Thursday, January 21, 2010

Cedarhurst Municipal Stadium

Hewlett Harbor author Murray Greenberg's 2008 book The Passing Game highlighted the career of football player Benny Friedman (1905-1982), an All-American quarterback with a distinguished professional career.  In 1928 Tim Mara,  owner of the New York Giants, purchased the entire Detroit Wolverines franchise to acquire the rights to Friedman, its quarterback.  After a knee injury limited Friedman's career, he was a player-coach for the Brooklyn football Dodgers and  later in life coached for Yale and Brandeis Universities.  While he was coaching at City  College, the 34-year old Friedman became the coach and quarterback of the Cedarhurst Wolverines, a semi-professional team based at the Cedarhurst Municipal Stadium.

The Stadium was located near the intersection of Peninsula Boulevard and Rockaway Turnpike, on the site of today's Lawrence Senior High School.  It was built by the Village of Cedarhurst with workers furnished by the WPA in 1937. Between 1937 and 1941, it hosted minor league and semi-professional football teams with names like the Cedarhurst Giants, Wolverines (a nod to Friedman's former team), All-Stars, Gaels and Spartans.  They played the New York Football Yankees and an all-black team, the Brown Bombers  as well as teams from Valley Stream, Hicksville, Queens, Brooklyn, Connecticut, New Jersey and beyond.

In addition, semi-professional Metropolitan Baseball League teams, including the New York Black Yankees and the Brooklyn Royal Giants of the Negro National League.  Negro League baseball stars like Marion "Sugar" Caine and Barney Brown played at Cedarhurst during the 1939 season. 

As a young man, Bert Moser played in the minor leagues for a short time.  

"Born on August 6, 1918 in Cedarhurst, he spent his early years watching the teams at Cedarhurst Stadium.
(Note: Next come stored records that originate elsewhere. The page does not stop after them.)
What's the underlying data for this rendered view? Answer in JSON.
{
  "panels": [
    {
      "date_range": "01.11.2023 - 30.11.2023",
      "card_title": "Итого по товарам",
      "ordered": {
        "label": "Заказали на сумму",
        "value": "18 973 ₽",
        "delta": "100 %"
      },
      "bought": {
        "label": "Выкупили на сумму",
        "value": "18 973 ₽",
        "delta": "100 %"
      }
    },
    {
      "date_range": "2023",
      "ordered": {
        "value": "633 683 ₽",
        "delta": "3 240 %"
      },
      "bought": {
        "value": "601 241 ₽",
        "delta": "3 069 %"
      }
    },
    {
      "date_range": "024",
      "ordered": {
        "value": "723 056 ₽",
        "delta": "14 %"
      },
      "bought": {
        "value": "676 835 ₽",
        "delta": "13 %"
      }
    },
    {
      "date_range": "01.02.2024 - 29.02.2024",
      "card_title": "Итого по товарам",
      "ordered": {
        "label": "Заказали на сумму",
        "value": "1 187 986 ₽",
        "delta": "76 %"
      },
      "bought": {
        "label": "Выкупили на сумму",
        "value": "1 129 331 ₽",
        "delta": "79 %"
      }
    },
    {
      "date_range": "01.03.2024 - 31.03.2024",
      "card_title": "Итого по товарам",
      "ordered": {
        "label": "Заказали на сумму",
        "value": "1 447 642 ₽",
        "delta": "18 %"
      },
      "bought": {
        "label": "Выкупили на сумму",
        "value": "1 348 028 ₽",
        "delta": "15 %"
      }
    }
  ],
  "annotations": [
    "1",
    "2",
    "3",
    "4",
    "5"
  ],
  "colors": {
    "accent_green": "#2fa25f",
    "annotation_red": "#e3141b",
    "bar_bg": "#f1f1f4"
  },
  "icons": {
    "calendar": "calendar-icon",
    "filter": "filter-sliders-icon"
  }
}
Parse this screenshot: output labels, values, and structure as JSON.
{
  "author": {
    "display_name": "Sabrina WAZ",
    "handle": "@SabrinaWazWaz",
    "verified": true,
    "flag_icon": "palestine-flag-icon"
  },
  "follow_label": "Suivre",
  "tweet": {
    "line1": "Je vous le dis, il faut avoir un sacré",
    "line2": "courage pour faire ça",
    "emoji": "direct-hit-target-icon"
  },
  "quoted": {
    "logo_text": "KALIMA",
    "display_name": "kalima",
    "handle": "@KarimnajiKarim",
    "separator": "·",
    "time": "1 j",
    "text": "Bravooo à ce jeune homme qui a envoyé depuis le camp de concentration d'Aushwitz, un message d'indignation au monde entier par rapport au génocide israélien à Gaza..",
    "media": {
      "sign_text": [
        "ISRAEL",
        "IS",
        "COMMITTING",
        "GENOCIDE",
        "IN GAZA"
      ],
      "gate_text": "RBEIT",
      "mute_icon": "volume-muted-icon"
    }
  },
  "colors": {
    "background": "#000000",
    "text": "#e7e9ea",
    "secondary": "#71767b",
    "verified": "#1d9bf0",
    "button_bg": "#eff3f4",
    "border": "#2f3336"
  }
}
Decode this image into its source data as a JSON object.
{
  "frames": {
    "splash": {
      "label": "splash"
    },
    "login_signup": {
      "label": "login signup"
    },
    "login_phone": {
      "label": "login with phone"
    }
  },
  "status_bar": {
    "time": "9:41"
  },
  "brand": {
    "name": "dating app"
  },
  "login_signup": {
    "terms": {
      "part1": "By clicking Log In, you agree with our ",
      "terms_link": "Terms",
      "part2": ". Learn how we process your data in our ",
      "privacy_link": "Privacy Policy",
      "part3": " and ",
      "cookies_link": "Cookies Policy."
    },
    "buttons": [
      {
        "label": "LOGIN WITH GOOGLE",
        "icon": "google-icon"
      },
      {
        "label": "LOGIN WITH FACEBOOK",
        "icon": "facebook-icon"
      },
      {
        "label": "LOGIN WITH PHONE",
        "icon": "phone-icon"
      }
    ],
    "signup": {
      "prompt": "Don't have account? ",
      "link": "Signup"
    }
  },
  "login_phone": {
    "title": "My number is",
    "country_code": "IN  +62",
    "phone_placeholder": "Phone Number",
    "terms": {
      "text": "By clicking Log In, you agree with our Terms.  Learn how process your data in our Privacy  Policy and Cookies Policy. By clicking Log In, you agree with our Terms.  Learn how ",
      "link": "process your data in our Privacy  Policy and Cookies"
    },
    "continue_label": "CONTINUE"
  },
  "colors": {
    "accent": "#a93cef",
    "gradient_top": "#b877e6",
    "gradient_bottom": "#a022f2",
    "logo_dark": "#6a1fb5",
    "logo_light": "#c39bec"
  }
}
According to Bert, they played some of the best teams in their class such as the Bushwicks, House of David, Detroit Clowns, Black Yankees or Giants, Cuban All Stars and Springfield Grays. He would stand out there with a little mitt on Sunday afternoon catching balls, and when the game started sneak up into the stands or sell peanuts."  (Interview with Bert Moser, Society for American Baseball Research website)

Between May 1938 and September 1941, Cedarhurst Stadium also maintained a quarter-mile racing track for midget racing:   small race cars with a very high power-to-weight ratio which typically use four-cylinder engines.  Drivers like Ed "Dutch" Schaefer, Tony Bonadies, Bill Schindler and "Honey" Purick competed in 75-lap heats.  To increase interest, promoter Walter Stebbins offered $75.00 to the attending fan who held the ticket stubs on the winning car in the "Races for Riches" heat. The first American Racing Drivers' Club (ARDC) race was held on May 15, 1940 at Cedarhurst.  Unfortunately, the deaths of drivers Brad Stillwagon and Andrew "Honey" Purick at the Cedarhurst track in June and July 1940 contributed to the end of midget racing at Cedarhurst.

The beginning of World War II effectively ended other sports activities at Cedarhurst.  Although some events were held at the stadium after the War, it never regained the momentum of its pre-war days.  When Lawrence High School relocated to Reilly Road, the last remnants of the Cedarhurst Municipal Stadium were consigned to Memory.